Shortly thereafter, a leak in one of the upstairs apartments damaged walls, ceilings and most of her inventory. Restoration exposed the original brick walls and tin ceilings that we see today, and Veronica even found notes – in French – left behind by the workers who built the building saying, “We were here.” She also installed a column (pictured at right) rescued from the historic Pioneer Club which had been in the Fordney Hotel until a fire tragically destroyed it in 1991.
Rather than reopening the gallery, Veronica and her parents, George and Noreen Poineau, opened Someplace Else, a bar and restaurant that was an instant success. After several good years, she closed Someplace Else, sold the building in 2007, and returned to her artistic endeavors.
Within two years, the new owners lost it to foreclosure. In 2013, Mac’s bought and opened in the building and then moved to 207 N. Hamilton Street.
We bought the building in 2018. Front windows were replaced in their original openings, a new roof was installed, updates were made to the two second floor apartments and to the various building systems, and – on the first floor - Liquid Lounge opened, complete with the bar where gangsters once met.
THE NOTORIOUS BAR
While converting the building from art gallery to Someplace Else, Veronica found and installed an iconic “Brunswick bar,” one of the few originals still in existence. And it's in excellent condition. Veronica's only modification was extending the right side to fit the space (made by a very good craftsman!) and adding the railings. To our knowledge, no other modifications have been made.
Brunswick bars were built by Brunswick-Balke-Collender, a company formed in 1884 by the merger of three companies which dominated the market in billiard table production. Since most billiard tables were sold to taverns, it was only natural that the company expand its product line to include back and front bars which they manufactured in Iowa. The newly formed company soon captured 95% of the market.
A Brunswick-Balke-Collender catalog published in the late 1880’s showed 25 styles of bars, and the bar in the building today is easily recognizable as the Longwood model. Though it no longer has the top bracket, it may never have had one since the bars were fully customizable and built to order.

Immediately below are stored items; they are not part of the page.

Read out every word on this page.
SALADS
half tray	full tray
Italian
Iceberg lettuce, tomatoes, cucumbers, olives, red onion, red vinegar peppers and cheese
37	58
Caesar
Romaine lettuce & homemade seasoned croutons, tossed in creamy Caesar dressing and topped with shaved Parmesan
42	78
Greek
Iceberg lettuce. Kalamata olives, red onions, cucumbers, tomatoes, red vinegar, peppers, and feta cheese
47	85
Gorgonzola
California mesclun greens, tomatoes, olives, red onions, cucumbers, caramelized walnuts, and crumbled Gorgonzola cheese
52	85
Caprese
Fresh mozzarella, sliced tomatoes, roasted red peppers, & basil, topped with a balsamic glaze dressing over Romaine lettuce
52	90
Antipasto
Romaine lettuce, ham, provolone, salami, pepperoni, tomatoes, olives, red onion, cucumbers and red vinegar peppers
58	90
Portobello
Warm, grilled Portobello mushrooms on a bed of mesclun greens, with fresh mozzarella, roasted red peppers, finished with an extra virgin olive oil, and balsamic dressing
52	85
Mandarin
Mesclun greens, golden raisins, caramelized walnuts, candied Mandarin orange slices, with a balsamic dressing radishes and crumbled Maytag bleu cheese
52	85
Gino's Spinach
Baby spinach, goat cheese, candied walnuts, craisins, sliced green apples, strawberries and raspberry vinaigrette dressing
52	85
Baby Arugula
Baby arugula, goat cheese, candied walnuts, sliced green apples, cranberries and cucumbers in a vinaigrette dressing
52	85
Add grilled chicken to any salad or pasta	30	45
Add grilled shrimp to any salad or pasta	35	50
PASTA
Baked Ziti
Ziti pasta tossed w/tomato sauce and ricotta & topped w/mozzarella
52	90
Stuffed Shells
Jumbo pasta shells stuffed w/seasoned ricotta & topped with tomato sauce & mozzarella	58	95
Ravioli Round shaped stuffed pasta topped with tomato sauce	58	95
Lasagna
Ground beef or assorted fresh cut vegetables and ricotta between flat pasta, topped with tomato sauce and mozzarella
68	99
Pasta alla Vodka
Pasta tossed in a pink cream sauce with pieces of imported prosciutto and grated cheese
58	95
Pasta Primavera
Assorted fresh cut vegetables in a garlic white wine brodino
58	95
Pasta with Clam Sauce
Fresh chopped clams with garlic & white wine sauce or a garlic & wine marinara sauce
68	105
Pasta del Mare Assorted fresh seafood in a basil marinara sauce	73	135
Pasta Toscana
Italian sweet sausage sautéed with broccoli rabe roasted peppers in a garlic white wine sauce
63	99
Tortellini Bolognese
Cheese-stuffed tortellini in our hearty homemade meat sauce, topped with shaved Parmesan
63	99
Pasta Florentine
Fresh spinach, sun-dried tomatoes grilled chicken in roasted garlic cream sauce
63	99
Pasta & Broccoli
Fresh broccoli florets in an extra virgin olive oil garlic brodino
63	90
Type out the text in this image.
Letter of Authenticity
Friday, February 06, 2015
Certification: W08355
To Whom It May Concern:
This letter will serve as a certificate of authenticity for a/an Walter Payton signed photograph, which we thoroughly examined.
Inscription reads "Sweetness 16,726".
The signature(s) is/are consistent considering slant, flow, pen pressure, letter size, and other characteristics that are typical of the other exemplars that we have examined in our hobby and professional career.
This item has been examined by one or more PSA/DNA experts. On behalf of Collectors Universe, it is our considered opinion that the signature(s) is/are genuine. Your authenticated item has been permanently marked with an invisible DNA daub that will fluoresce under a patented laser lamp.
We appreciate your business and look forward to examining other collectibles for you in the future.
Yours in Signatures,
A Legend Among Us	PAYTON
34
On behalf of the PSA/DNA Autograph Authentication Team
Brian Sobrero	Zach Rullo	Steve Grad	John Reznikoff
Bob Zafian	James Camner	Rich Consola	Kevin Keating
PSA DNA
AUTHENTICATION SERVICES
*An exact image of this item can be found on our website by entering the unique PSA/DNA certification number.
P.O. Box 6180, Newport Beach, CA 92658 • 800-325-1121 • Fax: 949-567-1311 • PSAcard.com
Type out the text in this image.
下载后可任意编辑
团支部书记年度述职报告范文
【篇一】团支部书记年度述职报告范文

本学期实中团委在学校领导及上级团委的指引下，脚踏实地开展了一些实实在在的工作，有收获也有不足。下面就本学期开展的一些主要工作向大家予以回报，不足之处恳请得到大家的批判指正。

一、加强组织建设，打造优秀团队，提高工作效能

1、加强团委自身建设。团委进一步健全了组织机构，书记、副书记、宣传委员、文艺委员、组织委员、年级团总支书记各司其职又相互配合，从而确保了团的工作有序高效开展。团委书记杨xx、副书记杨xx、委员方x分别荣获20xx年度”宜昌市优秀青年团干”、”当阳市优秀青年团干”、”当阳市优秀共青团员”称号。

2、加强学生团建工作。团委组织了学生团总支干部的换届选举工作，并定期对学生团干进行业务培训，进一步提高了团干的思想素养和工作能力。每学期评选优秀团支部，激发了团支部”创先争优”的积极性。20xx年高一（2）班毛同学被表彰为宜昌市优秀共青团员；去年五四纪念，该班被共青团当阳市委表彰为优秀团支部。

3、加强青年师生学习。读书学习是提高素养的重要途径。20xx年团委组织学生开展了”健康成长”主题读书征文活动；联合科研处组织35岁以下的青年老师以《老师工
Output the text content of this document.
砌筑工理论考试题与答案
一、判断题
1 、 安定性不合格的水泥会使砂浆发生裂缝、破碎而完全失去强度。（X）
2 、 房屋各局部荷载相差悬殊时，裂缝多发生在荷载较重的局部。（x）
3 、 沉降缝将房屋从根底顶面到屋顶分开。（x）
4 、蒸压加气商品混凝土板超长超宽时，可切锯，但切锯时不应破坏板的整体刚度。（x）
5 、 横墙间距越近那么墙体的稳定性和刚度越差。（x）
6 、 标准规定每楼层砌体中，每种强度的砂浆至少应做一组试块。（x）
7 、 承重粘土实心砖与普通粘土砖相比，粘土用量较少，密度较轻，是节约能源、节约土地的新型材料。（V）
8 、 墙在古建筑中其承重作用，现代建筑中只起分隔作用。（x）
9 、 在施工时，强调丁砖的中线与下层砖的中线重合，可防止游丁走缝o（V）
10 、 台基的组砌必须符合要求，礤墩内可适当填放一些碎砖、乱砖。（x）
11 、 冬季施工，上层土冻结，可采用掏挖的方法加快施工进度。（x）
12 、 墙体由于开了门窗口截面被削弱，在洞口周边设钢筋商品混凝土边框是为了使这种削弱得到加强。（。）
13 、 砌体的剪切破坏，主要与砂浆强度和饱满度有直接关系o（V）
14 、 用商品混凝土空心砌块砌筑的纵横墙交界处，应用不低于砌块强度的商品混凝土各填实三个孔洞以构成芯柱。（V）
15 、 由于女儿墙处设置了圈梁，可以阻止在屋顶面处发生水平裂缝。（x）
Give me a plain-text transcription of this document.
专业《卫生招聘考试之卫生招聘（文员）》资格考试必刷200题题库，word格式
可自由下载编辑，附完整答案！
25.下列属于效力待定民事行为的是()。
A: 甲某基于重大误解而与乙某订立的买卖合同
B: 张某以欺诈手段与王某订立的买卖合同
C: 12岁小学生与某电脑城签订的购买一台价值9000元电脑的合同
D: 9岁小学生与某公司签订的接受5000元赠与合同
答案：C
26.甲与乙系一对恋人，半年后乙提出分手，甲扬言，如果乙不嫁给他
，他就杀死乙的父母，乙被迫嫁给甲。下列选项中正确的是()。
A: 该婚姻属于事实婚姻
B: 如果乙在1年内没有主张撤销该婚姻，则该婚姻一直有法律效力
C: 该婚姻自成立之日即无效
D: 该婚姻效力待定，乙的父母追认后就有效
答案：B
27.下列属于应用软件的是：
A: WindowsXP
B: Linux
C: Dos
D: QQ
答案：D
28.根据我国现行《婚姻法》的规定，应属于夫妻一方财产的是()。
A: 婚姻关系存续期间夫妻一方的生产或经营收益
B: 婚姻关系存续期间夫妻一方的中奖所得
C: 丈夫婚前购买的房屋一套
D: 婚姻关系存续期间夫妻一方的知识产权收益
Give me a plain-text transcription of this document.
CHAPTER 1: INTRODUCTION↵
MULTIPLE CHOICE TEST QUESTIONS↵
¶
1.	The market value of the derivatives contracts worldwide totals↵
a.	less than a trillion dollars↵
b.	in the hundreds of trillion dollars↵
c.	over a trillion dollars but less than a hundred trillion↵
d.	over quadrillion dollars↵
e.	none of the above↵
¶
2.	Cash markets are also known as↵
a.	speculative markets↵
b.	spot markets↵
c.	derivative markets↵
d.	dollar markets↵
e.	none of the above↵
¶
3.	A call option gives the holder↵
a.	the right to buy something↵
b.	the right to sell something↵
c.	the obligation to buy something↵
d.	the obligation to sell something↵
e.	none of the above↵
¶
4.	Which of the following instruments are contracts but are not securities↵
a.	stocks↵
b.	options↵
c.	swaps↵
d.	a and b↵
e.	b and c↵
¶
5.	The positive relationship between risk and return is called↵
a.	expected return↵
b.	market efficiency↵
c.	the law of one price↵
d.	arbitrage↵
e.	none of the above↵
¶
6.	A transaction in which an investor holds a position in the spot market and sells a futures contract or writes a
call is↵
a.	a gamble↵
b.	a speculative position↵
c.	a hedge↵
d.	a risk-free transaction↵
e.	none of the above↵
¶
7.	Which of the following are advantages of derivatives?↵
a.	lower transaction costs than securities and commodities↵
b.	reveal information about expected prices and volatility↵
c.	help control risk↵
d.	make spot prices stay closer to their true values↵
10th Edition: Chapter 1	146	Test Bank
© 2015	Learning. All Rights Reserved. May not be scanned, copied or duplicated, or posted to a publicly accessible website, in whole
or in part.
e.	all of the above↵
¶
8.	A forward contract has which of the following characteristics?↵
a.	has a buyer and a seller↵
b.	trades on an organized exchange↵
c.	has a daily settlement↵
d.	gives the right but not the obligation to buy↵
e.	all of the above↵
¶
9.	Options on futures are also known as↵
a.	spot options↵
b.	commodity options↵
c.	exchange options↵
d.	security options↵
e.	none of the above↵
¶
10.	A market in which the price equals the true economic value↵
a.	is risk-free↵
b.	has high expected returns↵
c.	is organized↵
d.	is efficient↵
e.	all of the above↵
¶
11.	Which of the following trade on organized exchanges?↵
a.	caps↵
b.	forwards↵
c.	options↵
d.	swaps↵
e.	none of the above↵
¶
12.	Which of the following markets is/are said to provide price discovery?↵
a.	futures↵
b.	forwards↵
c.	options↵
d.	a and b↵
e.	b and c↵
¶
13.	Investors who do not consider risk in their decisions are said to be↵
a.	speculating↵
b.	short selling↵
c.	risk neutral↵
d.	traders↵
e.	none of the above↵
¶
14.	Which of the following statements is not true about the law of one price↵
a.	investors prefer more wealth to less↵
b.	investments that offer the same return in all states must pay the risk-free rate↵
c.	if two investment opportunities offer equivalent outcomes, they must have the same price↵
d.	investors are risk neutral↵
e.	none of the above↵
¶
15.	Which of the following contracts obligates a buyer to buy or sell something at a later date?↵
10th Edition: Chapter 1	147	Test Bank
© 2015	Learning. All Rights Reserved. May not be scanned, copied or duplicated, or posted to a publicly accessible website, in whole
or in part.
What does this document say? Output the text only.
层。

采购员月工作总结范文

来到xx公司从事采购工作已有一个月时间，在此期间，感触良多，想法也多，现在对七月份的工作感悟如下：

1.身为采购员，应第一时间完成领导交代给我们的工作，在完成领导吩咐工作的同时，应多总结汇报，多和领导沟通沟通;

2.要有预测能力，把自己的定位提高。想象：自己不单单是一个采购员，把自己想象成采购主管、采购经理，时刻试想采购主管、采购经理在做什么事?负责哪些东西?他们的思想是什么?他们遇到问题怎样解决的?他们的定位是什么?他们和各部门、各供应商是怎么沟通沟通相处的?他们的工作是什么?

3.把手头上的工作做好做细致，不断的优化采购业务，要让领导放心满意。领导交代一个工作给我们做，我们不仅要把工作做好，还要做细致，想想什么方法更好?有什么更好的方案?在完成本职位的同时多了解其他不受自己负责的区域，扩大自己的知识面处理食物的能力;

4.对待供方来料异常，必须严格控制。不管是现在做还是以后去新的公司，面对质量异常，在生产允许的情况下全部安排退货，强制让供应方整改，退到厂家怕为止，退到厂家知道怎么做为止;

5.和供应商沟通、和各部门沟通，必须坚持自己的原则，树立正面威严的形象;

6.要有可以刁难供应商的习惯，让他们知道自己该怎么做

No one knows who ordered it but it’s not just any bar and it has quite a history! Sometime during the 1920’s, Detroiter Mike Gelfand built a dance hall in Lupton, Michigan and named it the Graceland Ballroom after his wife Grace. And there, he installed the very bar that Veronica installed in the building.
Gelfand was in the infamous Purple Gang’s “navy,” bootleggers who specialized in moving alcohol across the Detroit River. For several years, the gang supplied Canadian whiskey to Al Capone’s Chicago organization.
During the 1920’s and into the ‘30’s, the Purple Gang reigned supreme in the Detroit underworld, controlling the city’s vice, gambling, liquor and drug trade. Today, the Purples and other Prohibition gangsters have become legendary but they were, in fact, notoriously violent criminals who stole, extorted and murdered to get their way.
It’s no wonder the Purples needed an escape when John Law got close, and the oh-so-remote Graceland, complete with underground tunnels, was perfect. And there, they consumed plenty of bootleg whiskey at the bar. Sometimes Al Capone joined them when they met to conduct business.
But even at Graceland, violence followed. One evening, gunfire erupted and a bullet lodged in the top of the back bar, having purportedly gone through the skull of one of the gang members.
Graceland burned to the ground in 1981. By then, the bar had been removed and it was Veronica’s good fortune to find it. The bullet was gone but the hole it had made was still visible and was a great conversation piece in the days of Someplace Else, Veronica told me.
The next owners, however, attempted to fill in the hole, but Veronica knew exactly where it was and recently pointed it out to me. And if you look hard enough, it’s still visible, thanks to an amateur patch job!
Many thanks to Veronica Lazorchak for filling me in on the history of the bar and the building!